Nellie’s mother would have agreed with Nell and sunk into discouragement. A list of reasons not to do something would have splashed out and spread wide. Nellie didn’t want to fall into the same habit. She kept her mouth closed so the negative inclinations wouldn’t leak out.
“My p
arlor might work, but it’s cold in there, being on the north side of the house. Light is good, and on sunny days, it warms up for a few hours. Doesn’t no one use it on account of the fireplace in the dining room.”
“Oh, I couldn’t—” Nellie wanted her portrait studio to be an official one, like Mr. Levine’s. Otherwise, people might think she was just dabbling at a profession.
“Hang on now. You and me could agree on certain times for you to use my bathroom so the roomers wouldn’t be upset like last time. What you need more’n anything is customers. You got me, Bert, Bert’s sister, their passel of young ones—you’d have to give them a special price—and Henry, maybe Robbie and Mrs. Smith. The schoolteacher. Maybe even a—” Mrs. Bock hesitated, and settled upon a euphemism that made Nell smile “—fancy lady. I doubt Rosy would want his picture taken. That eye of his bothers him—how it looks. He hates himself as it is. There’s Jack Lane and a few others. But you’d need folks to come up from Hailey.”
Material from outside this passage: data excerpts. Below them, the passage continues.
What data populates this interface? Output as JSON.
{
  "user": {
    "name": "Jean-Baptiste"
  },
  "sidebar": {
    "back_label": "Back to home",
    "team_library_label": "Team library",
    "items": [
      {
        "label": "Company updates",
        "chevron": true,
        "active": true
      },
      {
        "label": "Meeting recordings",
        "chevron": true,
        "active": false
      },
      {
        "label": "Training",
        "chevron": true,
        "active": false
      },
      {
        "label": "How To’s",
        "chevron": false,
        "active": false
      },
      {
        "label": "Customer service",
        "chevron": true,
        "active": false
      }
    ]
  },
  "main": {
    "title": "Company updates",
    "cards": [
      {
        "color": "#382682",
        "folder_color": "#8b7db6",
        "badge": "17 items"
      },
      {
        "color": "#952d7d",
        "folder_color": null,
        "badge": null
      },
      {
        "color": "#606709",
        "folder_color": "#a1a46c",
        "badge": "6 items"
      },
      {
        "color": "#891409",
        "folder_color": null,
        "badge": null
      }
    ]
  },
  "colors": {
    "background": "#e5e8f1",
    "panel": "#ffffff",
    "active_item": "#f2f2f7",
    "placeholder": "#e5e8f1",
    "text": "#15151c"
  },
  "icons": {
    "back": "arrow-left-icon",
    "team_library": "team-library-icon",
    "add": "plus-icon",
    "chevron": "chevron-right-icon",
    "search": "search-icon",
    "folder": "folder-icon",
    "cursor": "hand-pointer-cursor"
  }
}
A gleam shone in Mrs. Bock’s eyes and she rubbed her hands and wiped them on her apron. “Why, I could set up for nice dinners two or three days a week—same days as the train—at a fair price of course, and we could take pictures, serve tasty food, maybe rent a room or two—”
“These ideas sound wonderful.” The ideas sounded like pie in the sky instead of on the table. “But who could afford all this—train fare, photos, meals, and even a room? Won’t that be too much?” Still, her landlady’s enthusiasm was catching.
The older woman stopped, thought again, and began more slowly. “There’s the sheep ranchers—they’re mostly down in Twin and Jerome but some come to Hailey and Ketchum regular. And other business owners, new babies, teamsters, and a few miners with money to burn. We get Sammy Kee up here—you might have to do him for free—and maybe he’d bring up them Chinamen from Twin. Still a few opium dens there, I hear. Every one of them has a chest of money hid out.” Apparently Mrs. Bock’s prejudice didn’t extend to money.